Incontinence after a Stroke
Incontinence is a very common problem following a stroke, but fortunately these problems are often short lived as the brain and body recover and the patient adapts to their new post-stroke lifestyle. Around 40-60% of people who are admitted to hospital after having a stroke will experience incontinence problems of the bladder or bowel, or often both. However, the good news is that only 25% of stroke patients will still have continence issues on discharge from hospital, dropping to around 15% after one year and 10% after two years.
What causes incontinence after a stroke?
There are a number of issues surrounding continence post-stroke, including:
- Initial lack of awareness – in the days immediately following your stroke you may not be fully conscious and so void your bladder or bowel without realising. Even when you regain consciousness, you may still be unaware of the need to go or the fact that you have soiled yourself
- Damage to the brain – the stroke may have caused temporary or permanent damage to the areas of the brain that interpret signals from the bladder and bowel and control your voluntary voiding responses
- Loss of mobility – being unable to get to the toilet quickly enough, or even get out of bed to use a commode can cause continence problems
- Loss of dexterity – being unable to remove clothing quickly enough can also cause problems, especially with urge incontinence
- Lack of communication – many stroke victims are initially unable to communicate clearly and so cannot let staff know they need the toilet
- Constipation – being laid up in bed can cause constipation, which can lead to overflow incontinence.
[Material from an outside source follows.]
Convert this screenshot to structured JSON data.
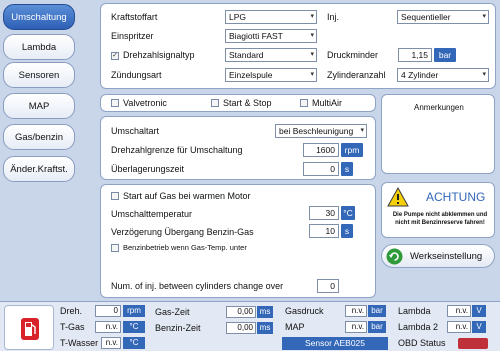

Some stroke medication can also cause constipation
- Existing problems – if you had continence issues prior to your stroke, chances are these will be made worse by both the stroke and the extended period of inactivity
Most patients will experience a combination of these issues, with a loss of control coupled with a lack of mobility exacerbating the issue.
Recovering from stroke-related incontinence
According to the Stroke Association, more people are surviving strokes in the UK than ever before, with 90% returning to live at home within six months and a quarter of these managing to live alone. With the right multi-disciplinary support, stroke survivors can make remarkable recoveries through physiotherapy, occupational therapy, and speech and language therapy, along with support from dieticians and specialist community nurses.
As the list of causes above demonstrates, each of these disciplines has a role to play in helping with post-stroke incontinence. As your mobility and dexterity increases through physiotherapy, so you will be able to get to the toilet easier, while occupational therapists can work with you to make it easier to get there and suggest clothing styles that are easier to remove, without buttons or other fastenings. Physiotherapists can also help with pelvic floor exercises to strengthen the muscles that control your bladder and bowel. Dieticians can help you change what you eat and drink to give you the best chance of regaining control.
Living with stroke-related incontinence
In many cases, your brain and body will slowly recover, and you will gradually find new ways of doing things that help you return to a normal bladder and bowel function. Unfortunately, for a small percentage of people, the incontinence will be permanent. In either case, there are a wide range of products available to support you and help you to manage incontinence as part of your daily life. With IncoDirect, you can have the products you need delivered discreetly direct to your door, which is ideal for those dealing with reduced mobility. These products are normally supplied free of charge via the NHS for stroke survivors and IncoDirect can deal with your GP directly for prescriptions. As a stroke survivor, you can also gain access to the RADAR National Key Scheme, giving you access to 9000 dedicated toilets for people with special needs.
More than 100,000 people suffer from a stroke in the UK every year, but those numbers are in decline with 19% fewer strokes in 2010 compared to 1990. As stroke numbers decrease and stroke support services and associated products improve, the outlook for stroke victims is getting better all the time.